Pas un jour ne se passe sans qu’un politique ou un régulateur annonce sa volonté de serrer la vis aux cryptomonnaies. Ou presque. En ce moment, les discours se concentrent en particulier sur les «stablecoins». Ainsi, la semaine dernière, c’était Janet Yellen, la secrétaire américaine au Trésor, qui voyait la «nécessité» d’instaurer «rapidement» un cadre pour ces cryptodevises particulières. Des recommandations devraient être données dans les prochains mois.
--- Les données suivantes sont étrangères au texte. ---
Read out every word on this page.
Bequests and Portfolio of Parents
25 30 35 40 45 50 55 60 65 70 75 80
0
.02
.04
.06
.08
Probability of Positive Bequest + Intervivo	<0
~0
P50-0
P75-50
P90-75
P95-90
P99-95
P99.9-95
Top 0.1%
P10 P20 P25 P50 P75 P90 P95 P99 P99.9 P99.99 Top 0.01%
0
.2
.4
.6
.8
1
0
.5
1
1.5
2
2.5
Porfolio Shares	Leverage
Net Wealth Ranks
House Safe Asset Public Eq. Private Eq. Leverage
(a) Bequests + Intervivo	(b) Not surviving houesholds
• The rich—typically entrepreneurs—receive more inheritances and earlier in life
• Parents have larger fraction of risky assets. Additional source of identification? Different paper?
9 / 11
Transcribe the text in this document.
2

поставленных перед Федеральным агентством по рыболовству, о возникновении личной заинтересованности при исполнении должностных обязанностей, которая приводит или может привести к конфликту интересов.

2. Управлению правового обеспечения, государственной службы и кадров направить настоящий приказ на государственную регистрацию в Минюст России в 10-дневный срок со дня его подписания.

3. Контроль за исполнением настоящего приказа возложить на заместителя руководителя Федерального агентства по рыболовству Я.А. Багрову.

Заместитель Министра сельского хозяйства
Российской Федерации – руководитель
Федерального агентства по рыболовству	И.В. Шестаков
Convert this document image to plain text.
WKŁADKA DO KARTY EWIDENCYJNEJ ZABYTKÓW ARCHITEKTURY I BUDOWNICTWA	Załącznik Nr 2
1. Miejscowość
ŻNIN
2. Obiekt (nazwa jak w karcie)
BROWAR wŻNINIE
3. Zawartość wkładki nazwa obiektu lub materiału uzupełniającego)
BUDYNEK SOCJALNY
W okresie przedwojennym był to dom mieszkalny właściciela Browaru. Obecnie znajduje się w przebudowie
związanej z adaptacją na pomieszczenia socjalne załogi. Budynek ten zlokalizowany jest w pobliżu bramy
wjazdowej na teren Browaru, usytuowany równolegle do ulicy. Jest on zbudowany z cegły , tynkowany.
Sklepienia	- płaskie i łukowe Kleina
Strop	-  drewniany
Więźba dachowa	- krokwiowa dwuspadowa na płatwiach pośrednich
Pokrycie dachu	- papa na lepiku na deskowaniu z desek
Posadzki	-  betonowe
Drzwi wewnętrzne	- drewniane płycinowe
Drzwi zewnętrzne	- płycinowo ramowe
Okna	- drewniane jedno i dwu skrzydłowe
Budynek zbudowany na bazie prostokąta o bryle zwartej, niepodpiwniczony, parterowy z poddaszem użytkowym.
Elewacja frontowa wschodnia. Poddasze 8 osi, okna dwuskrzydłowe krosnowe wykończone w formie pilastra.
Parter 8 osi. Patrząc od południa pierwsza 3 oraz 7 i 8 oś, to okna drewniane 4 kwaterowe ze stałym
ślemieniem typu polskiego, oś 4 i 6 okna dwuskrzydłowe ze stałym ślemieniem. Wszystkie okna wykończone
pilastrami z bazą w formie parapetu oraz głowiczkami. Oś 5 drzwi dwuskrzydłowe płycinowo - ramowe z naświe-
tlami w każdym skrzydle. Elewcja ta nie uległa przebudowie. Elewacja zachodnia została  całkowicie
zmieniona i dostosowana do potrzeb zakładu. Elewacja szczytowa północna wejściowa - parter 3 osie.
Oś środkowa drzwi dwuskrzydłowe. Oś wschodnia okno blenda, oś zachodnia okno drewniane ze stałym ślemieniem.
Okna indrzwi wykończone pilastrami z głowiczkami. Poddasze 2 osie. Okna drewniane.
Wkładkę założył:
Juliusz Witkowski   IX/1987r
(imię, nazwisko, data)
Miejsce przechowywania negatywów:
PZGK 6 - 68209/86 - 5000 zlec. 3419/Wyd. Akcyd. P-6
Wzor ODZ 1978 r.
Ces stablecoins servent surtout à acheter ou vendre des cryptomonnaies sans devoir passer par des monnaies traditionnelles, un processus souvent compliqué. Leur cours évolue en fonction des monnaies traditionnelles qu’elles utilisent comme référence et dont le principal attrait est de ne pas être aussi volatiles que le bitcoin et ses semblables.
Attrait croissant
Pourquoi cet intérêt des régulateurs maintenant? Parce que la capitalisation de ces monnaies, dont les plus connues sont le tether, l’USD Coin et le Binance USD, a progressé ces derniers mois à mesure que l’engouement pour les cryptomonnaies décuplait. A elles trois, elles représentent une capitalisation de 100 milliards de dollars. Le tether, le plus important en taille des trois, a vu sa capitalisation être multipliée par 13, depuis février 2020.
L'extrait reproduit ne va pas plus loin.